Injury and death claims from contractors rose 31 percent from March 30 to June 30, from 2,582 to 3,389, according to Bowen.
The largest number of Iraqi contract workers, 22, died Dec. 5, 2004, when the bus they were riding to perform clean-up work at a U.S. ammunition dump near Tikrit was attacked by insurgents. The victims worked for Al-Naseem Co. for General Trading, a subcontractor of closely held Environmental Chemical Corp.
Bowen's office monitors the spending of U.S. tax dollars for Iraqi reconstruction, with the largest amount, $18.4 billion, appropriated by Congress in November 2003.
As of July 6, almost $7 billion, or 35 percent of the $18.4 billion, has been paid to contractors. Most of the remaining sum has been committed to projects, though not yet paid.
``Although precise estimates are difficult to make, the threat to those involved in reconstruction and rehabilitation, along with the destruction of the Iraq infrastructure by sabotage, have impacted the effectiveness of the $18.4 billion investment,'' Bowen wrote.
Aside from the challenges of violence, the Pentagon needs to improve the accounting and information systems used to estimate expenditures so it doesn't run short of money on individual projects, the report said.

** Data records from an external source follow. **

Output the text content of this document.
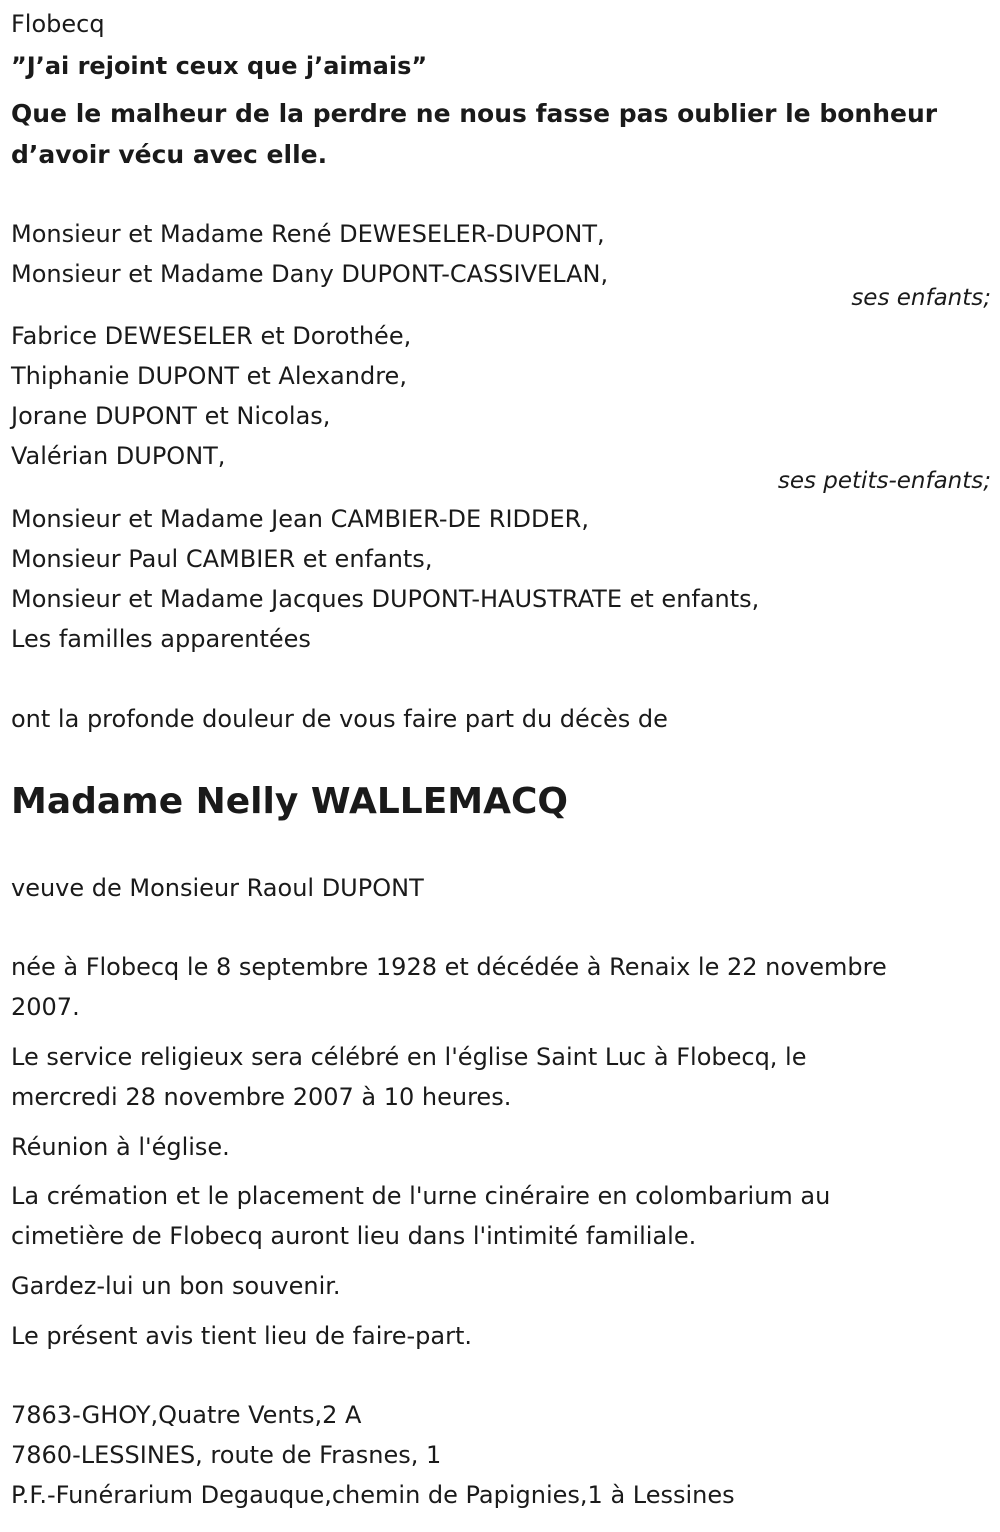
Flobecq
”J’ai rejoint ceux que j’aimais”
Que le malheur de la perdre ne nous fasse pas oublier le bonheur
d’avoir vécu avec elle.
Monsieur et Madame René DEWESELER-DUPONT,
Monsieur et Madame Dany DUPONT-CASSIVELAN,
ses enfants;
Fabrice DEWESELER et Dorothée,
Thiphanie DUPONT et Alexandre,
Jorane DUPONT et Nicolas,
Valérian DUPONT,
ses petits-enfants;
Monsieur et Madame Jean CAMBIER-DE RIDDER,
Monsieur Paul CAMBIER et enfants,
Monsieur et Madame Jacques DUPONT-HAUSTRATE et enfants,
Les familles apparentées
ont la profonde douleur de vous faire part du décès de
Madame Nelly WALLEMACQ
veuve de Monsieur Raoul DUPONT
née à Flobecq le 8 septembre 1928 et décédée à Renaix le 22 novembre
2007.
Le service religieux sera célébré en l'église Saint Luc à Flobecq, le
mercredi 28 novembre 2007 à 10 heures.
Réunion à l'église.
La crémation et le placement de l'urne cinéraire en colombarium au
cimetière de Flobecq auront lieu dans l'intimité familiale.
Gardez-lui un bon souvenir.
Le présent avis tient lieu de faire-part.
7863-GHOY,Quatre Vents,2 A
7860-LESSINES, route de Frasnes, 1
P.F.-Funérarium Degauque,chemin de Papignies,1 à Lessines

``At the heart of many of these findings is a concern that management does not have adequate information systems to support decision making about the projects, contracts and financing of Iraq reconstruction,'' Bowen said,
One new audit said only 67 of 151 construction contracts, all of which were valued at as much as $4.2 billion, established realistic schedules and cost forecasts, Bowen wrote.
``Inaccurate cost-to-complete estimates could result in needed projects being delayed or not built,'' he wrote.